|
|
'Nâzım Hikmet hayranıdır'
- Suna Hanım çevreniz tarafından 'bohem' olarak nitelendirilmiş miydi hiç? - Bir şey söyleyeyim mi, Suna'nın gençliği birçoğumuzun gençliği gibi sol görüşlüdür. Mesela Suna, en çok köy öğretmeni olmak istemiştir. Suna'nın kafa yapısında solculuk vardır.
- İlk nasıl anlamıştınız? - Nâzım Hikmet sevgisinden. Evlendiğimiz devrede kütüphanesiyle karşılaşınca, Nâzım Hikmet'in bütün yasaklı kitaplarını görünce, büyük şaşkınlığa uğramıştım ben. Nâzım Hikmet'i çok sevmiştir Suna. O yasaklı dönemlerde Nâzım Hikmet'in bütün kitapları Suna'daydı ve yasaklı oldukları halde bu böyleydi. Suna çok okuyan, çok insancıl ve gösterişe meraklı olmayan bir çocuktur. Bir öncülüğü de şudur; zengin aile çocuğu olmasına rağmen çalışma hayatına başlamak. O devrede çalışan kıza iyi gözle bakılmıyordu maalesef. O devrede iyi model olan bir çocuktur Suna.
-
Suna Hanım'ın, annesi Sadberk Hanım'la farkı nedir? - Anneye sevgiyle bağlıydı Suna. Tarz olarak Suna daha direktti, anne daha yumuşaktı.

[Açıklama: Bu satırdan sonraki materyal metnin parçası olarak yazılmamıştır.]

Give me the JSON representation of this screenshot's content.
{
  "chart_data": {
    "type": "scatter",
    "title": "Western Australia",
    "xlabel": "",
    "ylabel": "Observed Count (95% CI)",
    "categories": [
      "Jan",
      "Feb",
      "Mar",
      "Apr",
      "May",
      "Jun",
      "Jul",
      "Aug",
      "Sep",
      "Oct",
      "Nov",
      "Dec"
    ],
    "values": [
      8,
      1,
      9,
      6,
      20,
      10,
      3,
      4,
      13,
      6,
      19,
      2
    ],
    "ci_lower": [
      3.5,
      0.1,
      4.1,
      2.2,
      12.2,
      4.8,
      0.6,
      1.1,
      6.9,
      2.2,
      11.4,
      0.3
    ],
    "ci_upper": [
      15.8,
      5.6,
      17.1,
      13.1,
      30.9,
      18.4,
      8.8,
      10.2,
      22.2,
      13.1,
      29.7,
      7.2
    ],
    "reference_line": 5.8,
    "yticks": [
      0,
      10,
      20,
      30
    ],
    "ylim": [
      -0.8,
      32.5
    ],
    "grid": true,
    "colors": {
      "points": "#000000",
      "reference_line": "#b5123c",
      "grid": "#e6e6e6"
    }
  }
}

- Suna Hanım'ın direkt olması sizin için avantaj mıydı, dezavantaj mı? - Benim için konfordu. Hadiseye çok çabuk adını koyar ve bitirir Suna. O biraz da Vehbi Bey'den alınan bir özellik. İkisi de teferruat insanı değildi. "Kardeşim ne istiyorsun benden?" deyiverirlerdi. Çünkü uzatıp zaman kaybetmek istemezlerdi.